To date, Portland food carts regulations are relatively vague. Unlike in regular brick and mortar restaurants, no fire suppression devices are required and health department screening is said to be lax. In response to some semi-related allegations in the comments section of this Oregonian news post one-time city commissioner Randy Leonard himself chimes in:
The 2010 warning message — in which Leonard "asked building inspectors to make illegal food cart lots a top priority" — was a response to complaints about the lot where the fire broke out yesterday morning along with the nearby lot on Southwest Third Avenue.
There's speculation that Leonard didn't subsequently overhaul the city's food cart codes due to the fact that moneyed Portland families own and oversee them.
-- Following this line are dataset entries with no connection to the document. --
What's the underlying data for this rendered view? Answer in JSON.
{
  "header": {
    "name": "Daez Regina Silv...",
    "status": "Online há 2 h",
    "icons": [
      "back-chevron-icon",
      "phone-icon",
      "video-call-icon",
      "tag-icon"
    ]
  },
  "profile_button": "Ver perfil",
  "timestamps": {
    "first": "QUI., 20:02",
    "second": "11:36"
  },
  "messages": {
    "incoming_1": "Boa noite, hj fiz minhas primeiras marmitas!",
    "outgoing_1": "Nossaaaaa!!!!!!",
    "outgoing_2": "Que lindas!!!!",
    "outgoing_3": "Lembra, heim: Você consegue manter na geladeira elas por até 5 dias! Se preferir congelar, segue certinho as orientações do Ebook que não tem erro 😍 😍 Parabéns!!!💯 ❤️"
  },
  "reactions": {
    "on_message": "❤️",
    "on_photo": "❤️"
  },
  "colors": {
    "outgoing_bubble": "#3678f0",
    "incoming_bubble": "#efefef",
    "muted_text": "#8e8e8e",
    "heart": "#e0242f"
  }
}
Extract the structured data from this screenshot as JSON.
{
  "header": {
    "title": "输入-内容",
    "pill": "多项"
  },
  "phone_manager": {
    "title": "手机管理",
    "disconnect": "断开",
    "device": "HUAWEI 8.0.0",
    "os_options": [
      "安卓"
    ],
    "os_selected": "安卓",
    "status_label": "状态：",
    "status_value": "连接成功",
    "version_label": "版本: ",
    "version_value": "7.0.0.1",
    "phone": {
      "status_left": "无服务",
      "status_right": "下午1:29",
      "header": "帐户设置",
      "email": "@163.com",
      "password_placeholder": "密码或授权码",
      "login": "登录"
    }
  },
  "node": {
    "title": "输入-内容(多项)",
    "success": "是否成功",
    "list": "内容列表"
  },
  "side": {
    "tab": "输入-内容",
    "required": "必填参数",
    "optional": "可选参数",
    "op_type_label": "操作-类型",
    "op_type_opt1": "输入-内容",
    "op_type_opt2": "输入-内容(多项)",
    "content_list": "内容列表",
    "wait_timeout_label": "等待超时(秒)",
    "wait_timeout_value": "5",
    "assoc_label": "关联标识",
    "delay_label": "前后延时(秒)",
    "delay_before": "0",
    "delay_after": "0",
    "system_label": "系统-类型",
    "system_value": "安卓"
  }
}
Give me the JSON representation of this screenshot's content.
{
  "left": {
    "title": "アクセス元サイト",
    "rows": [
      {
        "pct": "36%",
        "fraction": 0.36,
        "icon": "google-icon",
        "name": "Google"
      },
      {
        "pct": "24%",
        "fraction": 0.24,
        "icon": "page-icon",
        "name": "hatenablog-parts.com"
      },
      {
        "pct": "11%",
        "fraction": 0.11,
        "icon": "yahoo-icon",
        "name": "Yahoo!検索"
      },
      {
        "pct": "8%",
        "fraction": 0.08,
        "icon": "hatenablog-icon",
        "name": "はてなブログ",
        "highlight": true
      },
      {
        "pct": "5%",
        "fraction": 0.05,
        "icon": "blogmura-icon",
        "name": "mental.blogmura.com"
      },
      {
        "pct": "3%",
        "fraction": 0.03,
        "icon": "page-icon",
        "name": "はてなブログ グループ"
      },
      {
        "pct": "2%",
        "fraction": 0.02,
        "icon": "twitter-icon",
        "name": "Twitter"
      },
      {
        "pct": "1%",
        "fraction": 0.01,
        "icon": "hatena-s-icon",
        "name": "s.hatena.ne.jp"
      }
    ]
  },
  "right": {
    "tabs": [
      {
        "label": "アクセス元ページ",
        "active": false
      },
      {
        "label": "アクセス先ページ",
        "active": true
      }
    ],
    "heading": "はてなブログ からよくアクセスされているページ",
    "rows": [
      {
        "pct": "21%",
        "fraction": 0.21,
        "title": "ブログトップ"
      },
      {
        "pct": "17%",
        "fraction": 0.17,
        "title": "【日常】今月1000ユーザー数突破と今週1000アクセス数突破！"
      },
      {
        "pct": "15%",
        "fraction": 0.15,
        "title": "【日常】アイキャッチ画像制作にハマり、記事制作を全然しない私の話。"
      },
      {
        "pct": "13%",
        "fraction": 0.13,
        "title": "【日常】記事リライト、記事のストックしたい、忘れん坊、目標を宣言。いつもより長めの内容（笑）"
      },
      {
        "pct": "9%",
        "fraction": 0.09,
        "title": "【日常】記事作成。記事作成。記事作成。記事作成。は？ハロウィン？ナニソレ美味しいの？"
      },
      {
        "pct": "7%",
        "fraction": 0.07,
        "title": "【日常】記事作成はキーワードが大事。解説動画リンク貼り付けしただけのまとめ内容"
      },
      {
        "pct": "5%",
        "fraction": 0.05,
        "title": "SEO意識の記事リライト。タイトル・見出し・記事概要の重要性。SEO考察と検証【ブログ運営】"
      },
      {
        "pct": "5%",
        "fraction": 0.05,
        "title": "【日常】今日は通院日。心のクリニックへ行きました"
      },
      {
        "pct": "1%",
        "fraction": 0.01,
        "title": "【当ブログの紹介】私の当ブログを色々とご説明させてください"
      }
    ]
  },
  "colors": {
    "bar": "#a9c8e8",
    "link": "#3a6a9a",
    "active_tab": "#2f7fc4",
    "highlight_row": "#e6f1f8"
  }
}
The Goodmans control the Third Avenue lot, and the Saltzmans own the other through a privately held investment portfolio.
In response to the recent fire, Portland Fire Bureau spokesman Chris Schimmer told the Oregonian "We want to see if we can learn anything about making this a safer environment for all the food carts...Right now, food carts are still a gray area. They're not heavily regulated, but for right now, we're going to make sure that propane use is safe."